Since the show’s launch, it’s become a cult phenomenon. I mean, I still see Creamcheese emotes in Twitch chat, and the phrase “It’s just a normal game!” has become shorthand for when your ranked match descends into madness. A second season dropped in 2024, and it somehow got even better, introducing a streamer who joins the team and nearly destroys everything with one ill-timed VOD leak. The writers clearly have a spy inside an esports organization. The way they nail the burnout, the pressure from fans, and the fragile egos—chef’s kiss.
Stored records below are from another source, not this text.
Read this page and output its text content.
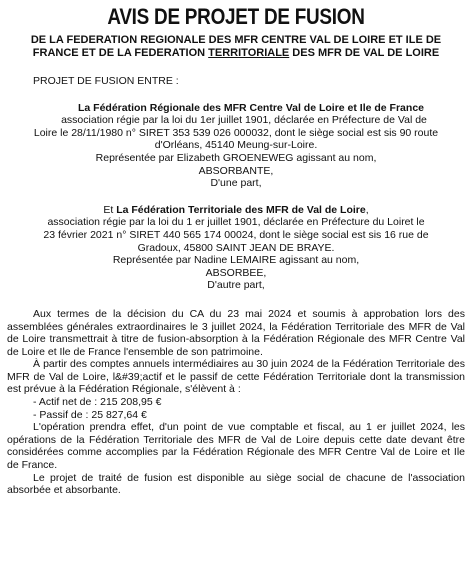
AVIS DE PROJET DE FUSION
DE LA FEDERATION REGIONALE DES MFR CENTRE VAL DE LOIRE ET ILE DE
FRANCE ET DE LA FEDERATION TERRITORIALE DES MFR DE VAL DE LOIRE
PROJET DE FUSION ENTRE :

La Fédération Régionale des MFR Centre Val de Loire et Ile de France

association régie par la loi du 1er juillet 1901, déclarée en Préfecture de Val de

Loire le 28/11/1980 n° SIRET 353 539 026 000032, dont le siège social est sis 90 route

d'Orléans, 45140 Meung-sur-Loire.

Représentée par Elizabeth GROENEWEG agissant au nom,

ABSORBANTE,

D'une part,

Et La Fédération Territoriale des MFR de Val de Loire,

association régie par la loi du 1 er juillet 1901, déclarée en Préfecture du Loiret le

23 février 2021 n° SIRET 440 565 174 00024, dont le siège social est sis 16 rue de

Gradoux, 45800 SAINT JEAN DE BRAYE.

Représentée par Nadine LEMAIRE agissant au nom,

ABSORBEE,

D'autre part,

Aux termes de la décision du CA du 23 mai 2024 et soumis à approbation lors des assemblées générales extraordinaires le 3 juillet 2024, la Fédération Territoriale des MFR de Val de Loire transmettrait à titre de fusion-absorption à la Fédération Régionale des MFR Centre Val de Loire et Ile de France l'ensemble de son patrimoine.

À partir des comptes annuels intermédiaires au 30 juin 2024 de la Fédération Territoriale des MFR de Val de Loire, l&#39;actif et le passif de cette Fédération Territoriale dont la transmission est prévue à la Fédération Régionale, s'élèvent à :

- Actif net de : 215 208,95 €

- Passif de : 25 827,64 €

L'opération prendra effet, d'un point de vue comptable et fiscal, au 1 er juillet 2024, les opérations de la Fédération Territoriale des MFR de Val de Loire depuis cette date devant être considérées comme accomplies par la Fédération Régionale des MFR Centre Val de Loire et Ile de France.

Le projet de traité de fusion est disponible au siège social de chacune de l'association absorbée et absorbante.
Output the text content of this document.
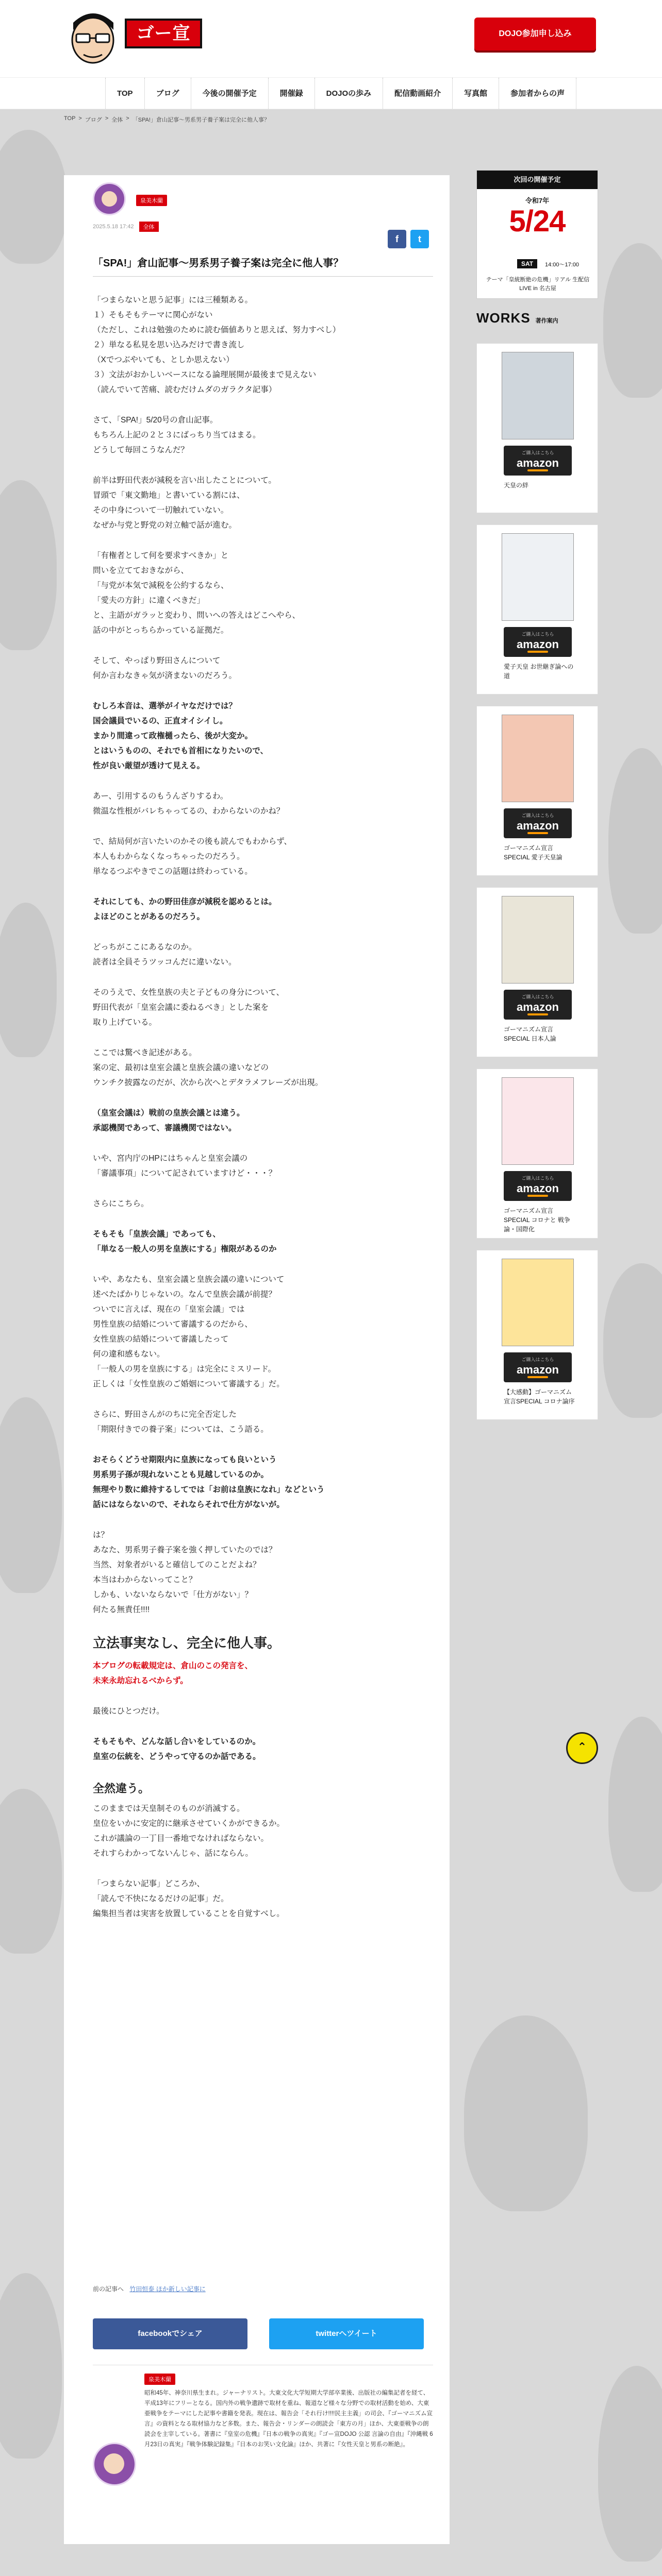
ゴー宣DOJO
DOJO参加申し込み
TOP	ブログ	今後の開催予定	開催録	DOJOの歩み	配信動画紹介	写真館	参加者からの声
TOP > ブログ > 全体 > 「SPA!」倉山記事〜男系男子養子案は完全に他人事？
泉美木蘭
2025.5.18 17:42	全体
f	t
「SPA!」倉山記事〜男系男子養子案は完全に他人事？

「つまらないと思う記事」には三種類ある。
１）そもそもテーマに関心がない
（ただし、これは勉強のために読む価値ありと思えば、努力すべし）
２）単なる私見を思い込みだけで書き流し
（Xでつぶやいても、としか思えない）
３）文法がおかしいベースになる論理展開が最後まで見えない
（読んでいて苦痛、読むだけムダのガラクタ記事）

さて、「SPA!」5/20号の倉山記事。
もちろん上記の２と３にばっちり当てはまる。
どうして毎回こうなんだ？

前半は野田代表が減税を言い出したことについて。
冒頭で「東文勤地」と書いている割には、
その中身について一切触れていない。
なぜか与党と野党の対立軸で話が進む。

「有権者として何を要求すべきか」と
問いを立てておきながら、
「与党が本気で減税を公約するなら、
「愛夫の方針」に違くべきだ」
と、主語がガラッと変わり、問いへの答えはどこへやら、
話の中がとっちらかっている証拠だ。

そして、やっぱり野田さんについて
何か言わなきゃ気が済まないのだろう。

むしろ本音は、選挙がイヤなだけでは？
国会議員でいるの、正直オイシイし。
まかり間違って政権樋ったら、後が大変か。
とはいうものの、それでも首相になりたいので、
性が良い厳望が透けて見える。

あー、引用するのもうんざりするわ。
微温な性根がバレちゃってるの、わからないのかね？

で、結局何が言いたいのかその後も読んでもわからず、
本人もわからなくなっちゃったのだろう。
単なるつぶやきでこの話題は終わっている。

それにしても、かの野田佳彦が減税を認めるとは。
よほどのことがあるのだろう。

どっちがここにあるなのか。
読者は全員そうツッコんだに違いない。

そのうえで、女性皇族の夫と子どもの身分について、
野田代表が「皇室会議に委ねるべき」とした案を
取り上げている。

ここでは驚べき記述がある。
案の定、最初は皇室会議と皇族会議の違いなどの
ウンチク披露なのだが、次から次へとデタラメフレーズが出現。

（皇室会議は）戦前の皇族会議とは違う。
承認機関であって、審議機関ではない。

いや、宮内庁のHPにはちゃんと皇室会議の
「審議事項」について記されていますけど・・・？

さらにこちら。

そもそも「皇族会議」であっても、
「単なる一般人の男を皇族にする」権限があるのか

いや、あなたも、皇室会議と皇族会議の違いについて
述べたばかりじゃないの。なんで皇族会議が前提？
ついでに言えば、現在の「皇室会議」では
男性皇族の結婚について審議するのだから、
女性皇族の結婚について審議したって
何の違和感もない。
「一般人の男を皇族にする」は完全にミスリード。
正しくは「女性皇族のご婚姻について審議する」だ。

さらに、野田さんがのちに完全否定した
「期限付きでの養子案」については、こう語る。

おそらくどうせ期限内に皇族になっても良いという
男系男子孫が現れないことも見越しているのか。
無理やり数に維持するしてでは「お前は皇族になれ」などという
話にはならないので、それならそれで仕方がないが。

は？
あなた、男系男子養子案を強く押していたのでは？
当然、対象者がいると確信してのことだよね？
本当はわからないってこと？
しかも、いないならないで「仕方がない」？
何たる無責任!!!!

立法事実なし、完全に他人事。

本ブログの転載規定は、倉山のこの発言を、
未来永劫忘れるべからず。

最後にひとつだけ。

そもそもや、どんな話し合いをしているのか。
皇室の伝統を、どうやって守るのか話である。

全然違う。

このままでは天皇制そのものが消滅する。
皇位をいかに安定的に継承させていくかができるか。
これが議論の一丁目一番地でなければならない。
それすらわかってないんじゃ、話にならん。

「つまらない記事」どころか、
「読んで不快になるだけの記事」だ。
編集担当者は実害を放置していることを自覚すべし。

前の記事へ 竹田恒泰 ほか新しい記事に
facebookでシェア	twitterへツイート
泉美木蘭

昭和45年、神奈川県生まれ。ジャーナリスト。大東文化大学短期大学部卒業後、出版社の編集記者を経て、平成13年にフリーとなる。国内外の戦争遺跡で取材を重ね、報道など様々な分野での取材活動を始め、大東亜戦争をテーマにした記事や書籍を発表。現在は、報告会「それ行け!!!!民主主義」の司会、『ゴーマニズム宣言』の資料となる取材協力など多数。また、報告会・リンダーの朗読会「東方の月」ほか、大東亜戦争の朗読会を主宰している。著書に『皇室の危機』『日本の戦争の真実』『ゴー宣DOJO 公認 言論の自由』『沖縄戦 6月23日の真実』『戦争体験記録集』『日本のお笑い文化論』ほか、共著に『女性天皇と男系の断絶』。

次回の開催予定
令和7年
5/24
SAT	14:00〜17:00
テーマ「皇統断絶の危機」リアル 生配信 LIVE in 名古屋
WORKS 著作案内
ご購入はこちら
amazon
天皇の絆
ご購入はこちら
amazon
愛子天皇 お世継ぎ論への道
ご購入はこちら
amazon
ゴーマニズム宣言 SPECIAL 愛子天皇論
ご購入はこちら
amazon
ゴーマニズム宣言 SPECIAL 日本人論
ご購入はこちら
amazon
ゴーマニズム宣言 SPECIAL コロナと 戦争論・国際化
ご購入はこちら
amazon
【大感動】ゴーマニズム宣言SPECIAL コロナ論序
⌃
If you’re a League of Legends fan in 2026 and you haven’t watched Players, I don’t know what you’re doing with your life. It’s the best esports comedy out there, period. It lampoons the scene while somehow making you love it even more. And if you’re not a fan? The humor is universal enough that you’ll walk away understanding why grown adults cry over a video game trophy. Just be warned: you’ll never look at a Hot Pocket the same way again.